By Mark Shenk
March 11 (Bloomberg) -- Crude oil traded near $108 a barrel in New York after rising to a record yesterday as investors bought futures because the returns have outpaced those of financial markets.
Oil in New York surged 80 percent over the past year as the S&P 500 and Dow averages dropped. China, the second-biggest oil- consuming country, increased crude-oil imports by 18 percent last month and halted overseas shipments to meet rising demand.
``Momentum coupled with sufficient fundamental underpinnings, such as the Chinese oil-import data for February, keeps propelling us,'' said John Kilduff, senior vice president of energy at MF Global Ltd. in New York. ``The grab for hard assets is on due to the lack of confidence in the rest of the markets at the moment.''
Crude oil for April delivery was trading 7 cents lower at $107.90 a barrel on the New York Mercantile Exchange at 9:34 a.m. in Sydney. Yesterday, futures rose $2.75, or 2.6 percent, to close at a record $107.90 a barrel. They earlier surged to $108.21 a barrel, the highest since trading began in 1983.
Brent crude for April settlement climbed $1.78, or 1.7 percent, to close yesterday at an all-time high of $104.16 a barrel on London's ICE Futures Europe exchange. Futures reached a $104.42 a barrel today, an intraday record.
Prices are heading to $120 ``in the short term,'' said Matthew Simmons, chairman of Simmons & Co., a Houston investment bank. ``I'm one of the few people who's not surprised to see crude at $107. I still think it's a bargain.''
Goldman Sachs Group Inc.'s forecast for 2009 U.S. crude-oil prices was raised to $105 from $90 a barrel, in a report dated March 6. The Goldman oil equity analysts in London said that the increase was warranted because non-OPEC production is approaching a plateau while Asian economies spur consumption.
Lehman Brothers Holdings Inc. raised its first-quarter forecast for Brent and West Texas Intermediate crude-oil grades by 8 percent to $92 and $93 a barrel during the first quarter, in a report released on Feb. 29.
``The perception in the financial community is that the oil market is the one safe harbor,'' said Rick Mueller, director of oil practice at Energy Security Analysis Inc. in Wakefield, Massachusetts. ``The speculation that's moving oil higher will eventually undercut some of the safety they seek. As prices rise, the economy will weaken and eventually hit demand.''
Bets that May crude oil will fall below $90 a barrel were the most-actively traded options contracts on the Nymex yesterday. The put contracts, which represent the right to sell oil at that price, fell 25 cents to 46 cents, or $460 per contract, the lowest since at least November, according to data compiled by Bloomberg.

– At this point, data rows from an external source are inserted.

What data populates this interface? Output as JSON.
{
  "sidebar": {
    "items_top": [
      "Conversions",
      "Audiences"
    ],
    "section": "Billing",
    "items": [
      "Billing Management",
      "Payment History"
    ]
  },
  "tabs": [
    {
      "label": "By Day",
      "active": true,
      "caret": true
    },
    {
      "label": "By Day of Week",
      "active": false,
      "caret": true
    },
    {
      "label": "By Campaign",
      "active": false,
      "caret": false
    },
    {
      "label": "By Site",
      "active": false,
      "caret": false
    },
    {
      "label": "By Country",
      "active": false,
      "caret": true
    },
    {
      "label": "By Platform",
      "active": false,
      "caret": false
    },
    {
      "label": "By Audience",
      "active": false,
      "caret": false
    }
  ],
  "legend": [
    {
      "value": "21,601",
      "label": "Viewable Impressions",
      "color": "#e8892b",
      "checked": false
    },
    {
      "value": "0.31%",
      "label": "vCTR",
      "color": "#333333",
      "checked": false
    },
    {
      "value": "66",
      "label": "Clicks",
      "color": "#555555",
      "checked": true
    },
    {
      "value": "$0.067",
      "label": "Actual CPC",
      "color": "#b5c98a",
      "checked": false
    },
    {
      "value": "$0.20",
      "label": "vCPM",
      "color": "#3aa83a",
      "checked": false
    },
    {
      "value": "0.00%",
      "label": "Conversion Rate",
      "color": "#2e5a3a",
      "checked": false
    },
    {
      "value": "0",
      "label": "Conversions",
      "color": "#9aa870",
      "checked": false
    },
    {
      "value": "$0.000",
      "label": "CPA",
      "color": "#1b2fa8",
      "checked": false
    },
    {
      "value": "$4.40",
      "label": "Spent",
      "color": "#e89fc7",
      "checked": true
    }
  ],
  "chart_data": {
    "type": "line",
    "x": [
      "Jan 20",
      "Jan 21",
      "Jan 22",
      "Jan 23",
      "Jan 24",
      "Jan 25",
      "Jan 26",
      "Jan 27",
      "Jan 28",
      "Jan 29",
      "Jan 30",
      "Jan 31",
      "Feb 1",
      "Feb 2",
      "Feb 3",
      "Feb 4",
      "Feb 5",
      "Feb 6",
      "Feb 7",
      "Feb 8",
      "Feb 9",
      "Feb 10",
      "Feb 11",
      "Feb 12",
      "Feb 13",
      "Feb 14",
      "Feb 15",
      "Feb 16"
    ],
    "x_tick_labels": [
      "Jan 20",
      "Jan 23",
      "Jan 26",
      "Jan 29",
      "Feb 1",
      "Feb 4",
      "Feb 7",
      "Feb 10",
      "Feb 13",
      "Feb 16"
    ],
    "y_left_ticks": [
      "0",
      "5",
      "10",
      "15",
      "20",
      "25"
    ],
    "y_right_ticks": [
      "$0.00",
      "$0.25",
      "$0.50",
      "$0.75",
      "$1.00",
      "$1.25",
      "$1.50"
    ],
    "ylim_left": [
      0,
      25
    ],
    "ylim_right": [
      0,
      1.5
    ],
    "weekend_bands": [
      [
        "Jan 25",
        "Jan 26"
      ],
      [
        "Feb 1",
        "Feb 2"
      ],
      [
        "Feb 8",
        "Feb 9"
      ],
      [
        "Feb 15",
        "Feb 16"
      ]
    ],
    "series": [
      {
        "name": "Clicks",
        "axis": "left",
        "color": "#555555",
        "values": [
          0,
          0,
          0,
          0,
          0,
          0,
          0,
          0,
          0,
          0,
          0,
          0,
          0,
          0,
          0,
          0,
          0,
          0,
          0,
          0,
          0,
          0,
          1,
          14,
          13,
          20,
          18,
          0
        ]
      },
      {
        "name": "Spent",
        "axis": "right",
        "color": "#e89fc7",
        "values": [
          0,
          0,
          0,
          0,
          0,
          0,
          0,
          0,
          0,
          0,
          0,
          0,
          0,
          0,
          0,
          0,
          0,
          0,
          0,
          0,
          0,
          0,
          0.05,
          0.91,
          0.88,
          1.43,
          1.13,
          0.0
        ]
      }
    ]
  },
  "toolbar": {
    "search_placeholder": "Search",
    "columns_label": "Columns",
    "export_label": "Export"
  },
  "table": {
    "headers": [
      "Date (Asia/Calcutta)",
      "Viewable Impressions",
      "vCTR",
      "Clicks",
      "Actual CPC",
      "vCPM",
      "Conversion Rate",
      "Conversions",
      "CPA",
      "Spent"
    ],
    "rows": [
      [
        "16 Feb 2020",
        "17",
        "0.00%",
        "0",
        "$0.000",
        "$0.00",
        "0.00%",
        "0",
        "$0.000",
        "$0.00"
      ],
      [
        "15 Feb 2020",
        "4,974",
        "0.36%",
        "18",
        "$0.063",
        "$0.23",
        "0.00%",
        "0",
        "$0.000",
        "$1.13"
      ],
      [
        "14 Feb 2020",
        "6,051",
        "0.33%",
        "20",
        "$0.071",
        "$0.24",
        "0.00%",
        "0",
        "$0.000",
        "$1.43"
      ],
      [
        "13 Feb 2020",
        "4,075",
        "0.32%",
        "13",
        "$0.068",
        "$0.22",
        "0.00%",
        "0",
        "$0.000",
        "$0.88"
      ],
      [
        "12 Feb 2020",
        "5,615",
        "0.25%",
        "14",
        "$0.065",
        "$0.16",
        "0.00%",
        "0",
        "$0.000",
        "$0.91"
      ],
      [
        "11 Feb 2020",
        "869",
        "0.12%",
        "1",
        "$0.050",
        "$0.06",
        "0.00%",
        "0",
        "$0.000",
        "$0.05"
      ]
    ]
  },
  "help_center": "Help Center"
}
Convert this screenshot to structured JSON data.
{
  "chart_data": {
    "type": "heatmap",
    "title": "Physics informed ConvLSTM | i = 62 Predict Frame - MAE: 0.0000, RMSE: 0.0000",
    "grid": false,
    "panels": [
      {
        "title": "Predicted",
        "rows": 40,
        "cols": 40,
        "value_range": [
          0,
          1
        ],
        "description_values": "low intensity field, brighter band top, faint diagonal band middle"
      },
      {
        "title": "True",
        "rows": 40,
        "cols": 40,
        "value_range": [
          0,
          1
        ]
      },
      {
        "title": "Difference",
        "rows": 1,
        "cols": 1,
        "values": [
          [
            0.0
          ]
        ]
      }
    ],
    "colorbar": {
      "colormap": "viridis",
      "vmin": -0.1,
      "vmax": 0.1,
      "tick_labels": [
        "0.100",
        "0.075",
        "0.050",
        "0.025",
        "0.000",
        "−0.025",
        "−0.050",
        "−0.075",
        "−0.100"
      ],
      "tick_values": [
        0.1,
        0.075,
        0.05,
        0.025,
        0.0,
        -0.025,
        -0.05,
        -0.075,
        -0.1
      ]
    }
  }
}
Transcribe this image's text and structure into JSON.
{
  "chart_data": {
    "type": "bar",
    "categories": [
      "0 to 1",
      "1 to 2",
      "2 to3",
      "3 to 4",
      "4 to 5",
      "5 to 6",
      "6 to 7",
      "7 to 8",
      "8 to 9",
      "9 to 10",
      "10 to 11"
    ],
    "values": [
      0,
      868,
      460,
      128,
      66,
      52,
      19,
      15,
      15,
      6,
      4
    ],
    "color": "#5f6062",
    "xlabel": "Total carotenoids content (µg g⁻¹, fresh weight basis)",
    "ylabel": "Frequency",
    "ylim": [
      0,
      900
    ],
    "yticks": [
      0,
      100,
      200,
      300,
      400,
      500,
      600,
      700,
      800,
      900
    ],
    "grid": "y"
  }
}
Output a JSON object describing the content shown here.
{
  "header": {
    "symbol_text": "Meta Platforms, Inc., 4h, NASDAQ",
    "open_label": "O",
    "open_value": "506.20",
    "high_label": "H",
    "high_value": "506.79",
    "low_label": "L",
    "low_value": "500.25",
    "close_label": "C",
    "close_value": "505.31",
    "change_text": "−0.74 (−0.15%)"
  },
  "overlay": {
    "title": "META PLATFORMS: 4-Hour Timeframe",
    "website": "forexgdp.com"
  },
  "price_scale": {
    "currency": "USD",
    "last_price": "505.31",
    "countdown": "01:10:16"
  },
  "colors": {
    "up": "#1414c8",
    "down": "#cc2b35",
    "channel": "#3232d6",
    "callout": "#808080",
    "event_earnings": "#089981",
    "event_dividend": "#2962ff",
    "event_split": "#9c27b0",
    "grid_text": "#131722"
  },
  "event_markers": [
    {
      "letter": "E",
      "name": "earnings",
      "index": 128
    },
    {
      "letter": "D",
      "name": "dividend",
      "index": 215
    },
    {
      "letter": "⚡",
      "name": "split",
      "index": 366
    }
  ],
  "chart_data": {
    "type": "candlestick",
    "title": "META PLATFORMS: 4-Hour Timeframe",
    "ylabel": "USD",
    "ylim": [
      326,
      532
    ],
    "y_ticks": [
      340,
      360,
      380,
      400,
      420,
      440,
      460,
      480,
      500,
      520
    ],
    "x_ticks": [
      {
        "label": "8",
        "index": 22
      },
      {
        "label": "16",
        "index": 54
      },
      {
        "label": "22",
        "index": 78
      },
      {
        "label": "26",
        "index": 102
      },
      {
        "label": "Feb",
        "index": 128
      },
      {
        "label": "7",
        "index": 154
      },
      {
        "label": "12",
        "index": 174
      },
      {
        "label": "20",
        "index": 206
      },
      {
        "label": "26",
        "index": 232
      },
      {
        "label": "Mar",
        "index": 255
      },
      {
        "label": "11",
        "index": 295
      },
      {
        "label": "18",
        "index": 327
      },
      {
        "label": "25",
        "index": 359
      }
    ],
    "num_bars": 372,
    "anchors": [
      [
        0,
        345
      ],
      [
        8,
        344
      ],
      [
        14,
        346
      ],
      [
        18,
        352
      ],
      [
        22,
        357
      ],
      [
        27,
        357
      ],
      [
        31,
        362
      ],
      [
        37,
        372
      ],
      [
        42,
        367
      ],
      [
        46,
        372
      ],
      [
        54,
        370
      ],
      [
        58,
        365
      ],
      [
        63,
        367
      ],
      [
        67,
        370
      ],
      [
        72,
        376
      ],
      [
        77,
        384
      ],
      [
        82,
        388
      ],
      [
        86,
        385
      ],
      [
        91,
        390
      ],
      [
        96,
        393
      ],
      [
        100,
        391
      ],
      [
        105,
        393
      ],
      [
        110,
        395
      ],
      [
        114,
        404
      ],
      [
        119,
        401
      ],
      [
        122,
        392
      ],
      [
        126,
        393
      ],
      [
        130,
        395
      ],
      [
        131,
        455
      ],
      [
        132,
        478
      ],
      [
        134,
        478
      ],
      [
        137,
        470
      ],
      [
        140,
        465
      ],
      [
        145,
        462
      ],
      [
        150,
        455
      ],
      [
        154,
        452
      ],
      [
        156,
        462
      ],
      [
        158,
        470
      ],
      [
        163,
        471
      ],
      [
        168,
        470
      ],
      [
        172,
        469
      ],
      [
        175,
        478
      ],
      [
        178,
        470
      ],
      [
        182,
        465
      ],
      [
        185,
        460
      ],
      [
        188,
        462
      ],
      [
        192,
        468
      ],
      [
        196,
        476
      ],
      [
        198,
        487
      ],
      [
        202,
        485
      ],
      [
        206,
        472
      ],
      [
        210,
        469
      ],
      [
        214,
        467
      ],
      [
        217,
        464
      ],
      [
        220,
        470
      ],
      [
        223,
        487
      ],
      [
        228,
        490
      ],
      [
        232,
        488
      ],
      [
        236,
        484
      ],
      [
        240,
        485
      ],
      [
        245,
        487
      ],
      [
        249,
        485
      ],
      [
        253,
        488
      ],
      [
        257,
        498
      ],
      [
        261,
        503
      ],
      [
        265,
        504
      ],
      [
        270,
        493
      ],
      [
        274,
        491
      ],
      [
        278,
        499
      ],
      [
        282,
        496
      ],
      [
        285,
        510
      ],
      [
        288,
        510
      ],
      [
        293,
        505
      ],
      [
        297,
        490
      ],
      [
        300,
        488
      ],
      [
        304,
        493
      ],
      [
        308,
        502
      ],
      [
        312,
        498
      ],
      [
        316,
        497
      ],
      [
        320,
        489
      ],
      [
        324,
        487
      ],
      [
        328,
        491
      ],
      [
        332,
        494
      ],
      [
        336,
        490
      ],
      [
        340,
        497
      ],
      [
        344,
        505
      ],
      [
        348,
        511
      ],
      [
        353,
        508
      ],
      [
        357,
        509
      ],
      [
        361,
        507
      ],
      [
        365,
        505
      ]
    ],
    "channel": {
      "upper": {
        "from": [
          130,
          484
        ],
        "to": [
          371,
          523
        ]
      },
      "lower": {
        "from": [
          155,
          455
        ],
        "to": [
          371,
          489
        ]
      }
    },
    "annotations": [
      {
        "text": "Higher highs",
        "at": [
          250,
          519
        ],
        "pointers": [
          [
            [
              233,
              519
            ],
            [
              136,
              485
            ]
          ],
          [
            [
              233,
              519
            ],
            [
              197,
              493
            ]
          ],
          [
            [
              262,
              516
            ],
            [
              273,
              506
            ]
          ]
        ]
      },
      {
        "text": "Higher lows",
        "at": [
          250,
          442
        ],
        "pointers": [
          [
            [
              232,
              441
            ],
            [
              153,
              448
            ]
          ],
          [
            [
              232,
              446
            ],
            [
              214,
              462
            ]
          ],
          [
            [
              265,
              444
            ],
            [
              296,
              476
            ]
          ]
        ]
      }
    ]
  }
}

One options contract is for 1,000 barrels of oil.
``We're witnessing an ongoing flow of fund buying, which isn't particularly motivated by the particulars of the petroleum market,'' said Tim Evans, an energy analyst at Citigroup Global Markets Inc. in New York. ``Prices have rallied to such an extent where sellers have backed off. Any time prices go lower the buyers come right back into the market.''
Hedge-fund managers and other large speculators increased net-long positions, or bets on higher prices, in the week ended March 4, the Commodity Futures Trading Commission said.
``Clearly the fundamentals don't matter at this point,'' said Chip Hodge, a managing director at MFC Global Investment Management in Boston, who oversees a $4.5 billion energy-company bond portfolio. ``We've seen bubbles in other markets over the years and eventually they end. It's impossible to see when that will be the case here.''
U.S. crude-oil inventories rose 1.75 million barrels last week, according to the median of responses in a Bloomberg News survey. Stockpiles increased in seven of the previous eight weeks, Energy Department figures showed.
``The golden days of oil moving between $15 and $25 a barrel are clearly in the past, but it's hard to justify oil over $100, given the fundamentals,'' Mueller said. ``There are longer-term concerns about supply, which would justify a price in the $70s.''
Gold, platinum, wheat and soybeans have all been pushed to records over the past month as a falling dollar and rising demand spurred investor purchases.
The real price of gasoline is approaching the highs last seen in 1980, according to a Deutsche Bank report on March 7.
Last year, gasoline climbed about 40 cents a gallon from late winter into the driving season, which begins with the Memorial Day holiday in late May. If that happens from last week's level near $3.15 a gallon, prices will surpass the $3.41 a gallon peak set in March 1980, the report showed.
Gasoline for April delivery yesterday rose 2.06 cents, or 0.8 percent, to $2.7149 a gallon in New York, a record close. Futures touched $2.7325 on March 3, an intraday record for gasoline to be blended with ethanol, known as RBOB, which began trading in October 2005.
Pump prices are following futures higher. Regular gasoline, averaged nationwide, rose 0.7 cent to $3.222 a gallon March 9, AAA, the nation's largest motorist organization, said. Prices touched a record $3.227 on May 24.